そのクセ、日経平均が安値でも更新したら、総理大臣と大蔵大臣が報道陣に囲まれて、ナニか一言と求められるから、仕方ナク、
「株式市場の動向には関心を持って注視する。」
と答えてくれる。
果たして、このお言葉やけど、報道陣はこの日本語の意味をどのよおに解釈してるのか。私には報道する程の意味もナイ、単なる世間話にしか聞こえませんのです。
これを素直に解釈したら、
「そもそもが株式市場の動向なんかこのクソ忙しいのに注目なんかしてられるもんですか。
そやけど平均株価が低下してるらしいから、これからは少しは注意して視てみましよう。」
そお云うてるのです。
日本語には精通してる報道陣やから、この程度の日本語は理解してるハズ。イカニモ、ナニかあったら、ナニかスルみたいに聞いたヒトは甘いのや。そんなことマトモに口にしたら、トンでもナイ政治家であるとマスコミから袋叩きにされてしまうのが日本の現実でもアル。
そんなことにナランよお、アクマでも注視で、注視とは神経を集中して視ると云うことで、視た結果からナニかすると云う意味ではナイ。勘違いしてはイケマセンのです。
ところが個別銘柄はベツにして、日経平均がナニに連動してるかと云うとナニを隠そう内閣支持率。
これはハッキリしてるのや。イマ森総理大臣の支持率が史上最低で、17%台。不支持率が、ナンと70%程度。図々しくも厚顔無恥にも、ヨオ居座ってます。
総理大臣がこの程度の見識、知能では日本の経済がヨクなるハズがナイ。外国人はそれを冷静に視てるのや。
つまり、日経平均をヨクするには内閣支持率を上げればヨイ。逆もマタ真也で日経平均が高おなったら、内閣支持率も回復する。これこそ歴史が証明してる。
経済の調子のヨイときには、ボンクラ政治家でも支持率が低下することはナイ。イランことして、邪魔さえしてくれんかったらヨイのです。
米国のクリントン大統領がモニカ・ルインスキーさんとの醜聞でも大丈夫やったのは、米国市場が好調なためです。経済が低迷してるトキには、何処の国でもボンクラ政治家では持ちません。
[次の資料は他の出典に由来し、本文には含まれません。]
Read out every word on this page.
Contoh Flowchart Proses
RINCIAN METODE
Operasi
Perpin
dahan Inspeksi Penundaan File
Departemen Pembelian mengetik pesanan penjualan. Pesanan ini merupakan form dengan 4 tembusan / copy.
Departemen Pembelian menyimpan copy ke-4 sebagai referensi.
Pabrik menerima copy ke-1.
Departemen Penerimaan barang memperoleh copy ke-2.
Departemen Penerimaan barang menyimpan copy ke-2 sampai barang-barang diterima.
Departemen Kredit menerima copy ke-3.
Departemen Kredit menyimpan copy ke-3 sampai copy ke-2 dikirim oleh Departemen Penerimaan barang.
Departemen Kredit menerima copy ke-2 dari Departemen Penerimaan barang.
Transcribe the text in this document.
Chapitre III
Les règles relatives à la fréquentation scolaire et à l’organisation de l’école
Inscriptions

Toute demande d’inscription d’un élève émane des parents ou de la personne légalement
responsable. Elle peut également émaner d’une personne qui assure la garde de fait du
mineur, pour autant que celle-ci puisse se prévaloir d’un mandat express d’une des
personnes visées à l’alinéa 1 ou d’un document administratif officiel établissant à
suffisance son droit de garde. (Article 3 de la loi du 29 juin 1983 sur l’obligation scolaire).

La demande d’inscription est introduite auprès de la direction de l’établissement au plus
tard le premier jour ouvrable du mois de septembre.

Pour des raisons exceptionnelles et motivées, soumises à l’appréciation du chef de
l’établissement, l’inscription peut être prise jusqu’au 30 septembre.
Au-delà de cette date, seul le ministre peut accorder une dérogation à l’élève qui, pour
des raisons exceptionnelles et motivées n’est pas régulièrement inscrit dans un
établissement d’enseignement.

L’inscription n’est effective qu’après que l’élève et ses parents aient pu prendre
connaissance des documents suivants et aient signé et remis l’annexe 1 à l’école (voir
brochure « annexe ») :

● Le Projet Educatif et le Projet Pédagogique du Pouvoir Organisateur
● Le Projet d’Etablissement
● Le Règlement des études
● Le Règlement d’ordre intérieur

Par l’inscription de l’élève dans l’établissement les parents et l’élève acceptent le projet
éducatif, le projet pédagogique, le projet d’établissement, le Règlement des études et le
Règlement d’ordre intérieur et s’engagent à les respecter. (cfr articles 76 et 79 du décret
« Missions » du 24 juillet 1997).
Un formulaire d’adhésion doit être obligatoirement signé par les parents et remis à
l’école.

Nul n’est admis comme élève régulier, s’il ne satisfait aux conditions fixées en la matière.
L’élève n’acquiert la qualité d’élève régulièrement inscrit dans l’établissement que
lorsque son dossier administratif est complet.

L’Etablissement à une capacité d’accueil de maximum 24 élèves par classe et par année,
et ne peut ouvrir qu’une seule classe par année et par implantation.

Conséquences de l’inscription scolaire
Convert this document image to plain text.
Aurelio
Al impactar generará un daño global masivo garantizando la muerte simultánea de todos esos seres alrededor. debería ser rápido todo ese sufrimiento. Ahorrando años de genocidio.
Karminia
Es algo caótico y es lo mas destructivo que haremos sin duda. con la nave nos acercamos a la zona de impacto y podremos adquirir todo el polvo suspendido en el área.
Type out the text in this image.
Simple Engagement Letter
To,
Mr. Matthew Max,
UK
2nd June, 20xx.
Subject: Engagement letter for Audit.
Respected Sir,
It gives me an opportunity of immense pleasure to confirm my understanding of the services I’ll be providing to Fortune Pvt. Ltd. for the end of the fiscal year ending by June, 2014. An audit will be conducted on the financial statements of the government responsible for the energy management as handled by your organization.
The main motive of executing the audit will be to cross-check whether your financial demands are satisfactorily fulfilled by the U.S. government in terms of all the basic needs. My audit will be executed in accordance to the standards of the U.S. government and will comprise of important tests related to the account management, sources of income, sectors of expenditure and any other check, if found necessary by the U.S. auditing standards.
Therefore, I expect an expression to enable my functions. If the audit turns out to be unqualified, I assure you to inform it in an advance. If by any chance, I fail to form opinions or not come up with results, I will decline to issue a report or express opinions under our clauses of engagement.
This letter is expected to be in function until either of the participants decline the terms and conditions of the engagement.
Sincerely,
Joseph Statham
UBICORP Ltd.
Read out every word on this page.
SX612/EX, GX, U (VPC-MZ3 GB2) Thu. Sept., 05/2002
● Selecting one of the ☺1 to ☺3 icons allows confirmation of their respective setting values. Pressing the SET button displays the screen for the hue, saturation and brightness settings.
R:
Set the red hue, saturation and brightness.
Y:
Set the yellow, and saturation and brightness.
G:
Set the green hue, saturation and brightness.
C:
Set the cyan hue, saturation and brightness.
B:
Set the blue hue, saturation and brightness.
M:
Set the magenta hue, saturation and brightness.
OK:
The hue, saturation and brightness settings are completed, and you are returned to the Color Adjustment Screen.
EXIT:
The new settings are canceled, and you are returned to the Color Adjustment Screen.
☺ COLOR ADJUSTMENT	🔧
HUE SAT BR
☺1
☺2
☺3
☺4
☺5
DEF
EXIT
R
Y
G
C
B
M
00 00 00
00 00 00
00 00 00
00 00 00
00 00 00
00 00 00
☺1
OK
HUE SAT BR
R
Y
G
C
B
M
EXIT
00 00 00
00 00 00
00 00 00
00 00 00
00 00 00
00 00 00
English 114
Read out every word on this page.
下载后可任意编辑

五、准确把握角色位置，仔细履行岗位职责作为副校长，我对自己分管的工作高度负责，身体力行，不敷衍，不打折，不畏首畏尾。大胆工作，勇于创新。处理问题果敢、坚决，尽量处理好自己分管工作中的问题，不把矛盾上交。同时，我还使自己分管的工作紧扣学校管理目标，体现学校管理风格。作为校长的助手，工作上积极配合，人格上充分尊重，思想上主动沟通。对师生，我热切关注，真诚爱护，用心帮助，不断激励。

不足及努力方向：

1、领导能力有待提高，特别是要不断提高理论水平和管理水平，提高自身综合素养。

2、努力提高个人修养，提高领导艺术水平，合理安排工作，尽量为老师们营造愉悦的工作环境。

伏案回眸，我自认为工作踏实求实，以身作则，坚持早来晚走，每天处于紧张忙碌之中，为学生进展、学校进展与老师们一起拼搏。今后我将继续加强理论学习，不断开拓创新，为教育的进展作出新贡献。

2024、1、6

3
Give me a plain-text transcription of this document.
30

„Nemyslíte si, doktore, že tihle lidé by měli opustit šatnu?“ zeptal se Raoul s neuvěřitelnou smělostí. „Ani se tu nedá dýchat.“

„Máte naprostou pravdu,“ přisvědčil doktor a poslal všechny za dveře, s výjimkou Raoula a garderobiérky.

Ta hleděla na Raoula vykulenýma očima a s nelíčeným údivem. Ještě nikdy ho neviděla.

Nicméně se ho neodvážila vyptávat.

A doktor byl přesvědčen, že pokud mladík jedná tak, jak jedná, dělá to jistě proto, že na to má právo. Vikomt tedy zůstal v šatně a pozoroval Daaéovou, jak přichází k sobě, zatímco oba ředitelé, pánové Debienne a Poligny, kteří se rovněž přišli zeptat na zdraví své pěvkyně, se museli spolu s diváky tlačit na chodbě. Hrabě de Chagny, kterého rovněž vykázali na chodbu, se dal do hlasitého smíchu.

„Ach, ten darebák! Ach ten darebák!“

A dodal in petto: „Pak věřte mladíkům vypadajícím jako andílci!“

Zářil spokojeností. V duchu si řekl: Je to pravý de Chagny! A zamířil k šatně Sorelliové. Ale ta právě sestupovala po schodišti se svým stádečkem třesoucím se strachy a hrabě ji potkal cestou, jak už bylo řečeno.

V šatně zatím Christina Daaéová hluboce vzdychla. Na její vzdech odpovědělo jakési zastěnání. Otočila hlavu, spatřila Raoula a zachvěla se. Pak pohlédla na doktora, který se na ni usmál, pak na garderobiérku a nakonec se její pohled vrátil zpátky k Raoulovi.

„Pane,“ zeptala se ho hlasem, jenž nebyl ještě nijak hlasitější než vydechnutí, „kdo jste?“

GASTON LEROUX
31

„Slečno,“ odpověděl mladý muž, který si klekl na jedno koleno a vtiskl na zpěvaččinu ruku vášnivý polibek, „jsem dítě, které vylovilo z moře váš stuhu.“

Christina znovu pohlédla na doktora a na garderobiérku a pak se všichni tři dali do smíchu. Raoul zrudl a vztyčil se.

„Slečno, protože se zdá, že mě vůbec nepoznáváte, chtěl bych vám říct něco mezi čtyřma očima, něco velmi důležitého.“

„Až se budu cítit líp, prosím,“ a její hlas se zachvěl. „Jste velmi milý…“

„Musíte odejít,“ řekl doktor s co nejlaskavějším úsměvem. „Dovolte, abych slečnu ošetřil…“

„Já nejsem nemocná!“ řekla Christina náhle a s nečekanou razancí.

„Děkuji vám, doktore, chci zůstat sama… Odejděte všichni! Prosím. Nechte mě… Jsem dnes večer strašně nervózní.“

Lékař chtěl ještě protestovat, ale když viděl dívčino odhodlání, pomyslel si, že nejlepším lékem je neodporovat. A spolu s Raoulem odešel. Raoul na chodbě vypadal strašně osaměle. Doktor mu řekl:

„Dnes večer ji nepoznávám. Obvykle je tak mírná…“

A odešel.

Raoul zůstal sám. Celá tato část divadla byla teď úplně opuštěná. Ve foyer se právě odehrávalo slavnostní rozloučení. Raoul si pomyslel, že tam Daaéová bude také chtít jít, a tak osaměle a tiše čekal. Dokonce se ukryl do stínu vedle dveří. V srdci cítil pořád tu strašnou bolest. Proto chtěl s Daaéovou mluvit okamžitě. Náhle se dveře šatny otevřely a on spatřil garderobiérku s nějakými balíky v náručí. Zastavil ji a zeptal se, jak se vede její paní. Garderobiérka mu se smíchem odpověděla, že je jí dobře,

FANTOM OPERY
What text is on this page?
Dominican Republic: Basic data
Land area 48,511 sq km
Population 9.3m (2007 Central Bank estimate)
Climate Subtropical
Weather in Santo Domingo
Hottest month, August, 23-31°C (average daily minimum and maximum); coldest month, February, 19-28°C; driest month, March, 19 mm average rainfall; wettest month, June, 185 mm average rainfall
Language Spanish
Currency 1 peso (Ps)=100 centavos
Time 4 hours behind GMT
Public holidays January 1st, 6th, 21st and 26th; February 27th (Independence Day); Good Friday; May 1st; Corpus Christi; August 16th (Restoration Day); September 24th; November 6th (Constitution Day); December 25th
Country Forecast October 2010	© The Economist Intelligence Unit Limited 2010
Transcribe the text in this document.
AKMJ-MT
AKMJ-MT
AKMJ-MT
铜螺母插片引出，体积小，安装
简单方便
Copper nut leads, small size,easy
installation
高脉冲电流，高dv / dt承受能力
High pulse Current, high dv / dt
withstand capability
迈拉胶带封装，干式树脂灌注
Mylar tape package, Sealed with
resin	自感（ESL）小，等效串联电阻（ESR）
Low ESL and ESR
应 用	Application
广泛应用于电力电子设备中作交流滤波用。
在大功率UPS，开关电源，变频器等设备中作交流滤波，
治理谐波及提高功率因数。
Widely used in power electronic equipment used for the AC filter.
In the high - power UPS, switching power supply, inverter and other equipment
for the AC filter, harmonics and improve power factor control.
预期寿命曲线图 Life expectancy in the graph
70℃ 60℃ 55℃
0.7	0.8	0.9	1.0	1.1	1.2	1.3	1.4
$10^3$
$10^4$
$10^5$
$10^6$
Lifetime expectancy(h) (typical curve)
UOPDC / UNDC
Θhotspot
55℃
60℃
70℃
イマの日本がそれで、学生の就職率は低下して、当然凶悪犯罪は増加して、リストラの進展で失業率とホーム・レスは増大して、国の借金と老後の心配だけは肥大膨張。
ナニがドオなるのかと云うと、サキの楽しみが乏しい社会に進んでる。
斯くの如く、内閣支持率と日経平均の相関関係に森さんが、宮沢さんが、ついでに堺屋さんも気付いてるなら、こんなことにはなってナイ。分かって手を打たんのは、分かってナイのとオナジこと。
特に東大出身の元総理大臣、現大蔵大臣の宮沢さんは、
「市場のことは市場に任さんと仕方がナイ。」
などとアホな公式論ばっかり云うて、至極簡単な計算が出来てナイ。市場が好転したら実体経済もヨクなって税収も増える。
ツマリ、国の借金を減らすのは、増税だけではナイ。景気を好転させるのが一番早い。
評論家がナニを云うても無責任でスムけど、政治家が来期も企業の業績向上が継続されるのに、市場は正当な評価をしてないと単なる傍観者みたいなことを云うてる間はダメです。
その政治家を選んだ選挙民もダメやから、リストラされて就職出来んかっても仕方がナイけど、そのトバッチリを受けるホウはツマランのです。
さて、ヘンな話やけど、二十年マエに戻す。
世の中には甘いワナを張り巡らせて、生き血を吸いたがってるヤカラがウジャウジャ。
東洋興産も21世紀情報サービスなる投資顧問会社もそのトキは実際に存在したけど、この話の何ヶ月後には消滅してるのです。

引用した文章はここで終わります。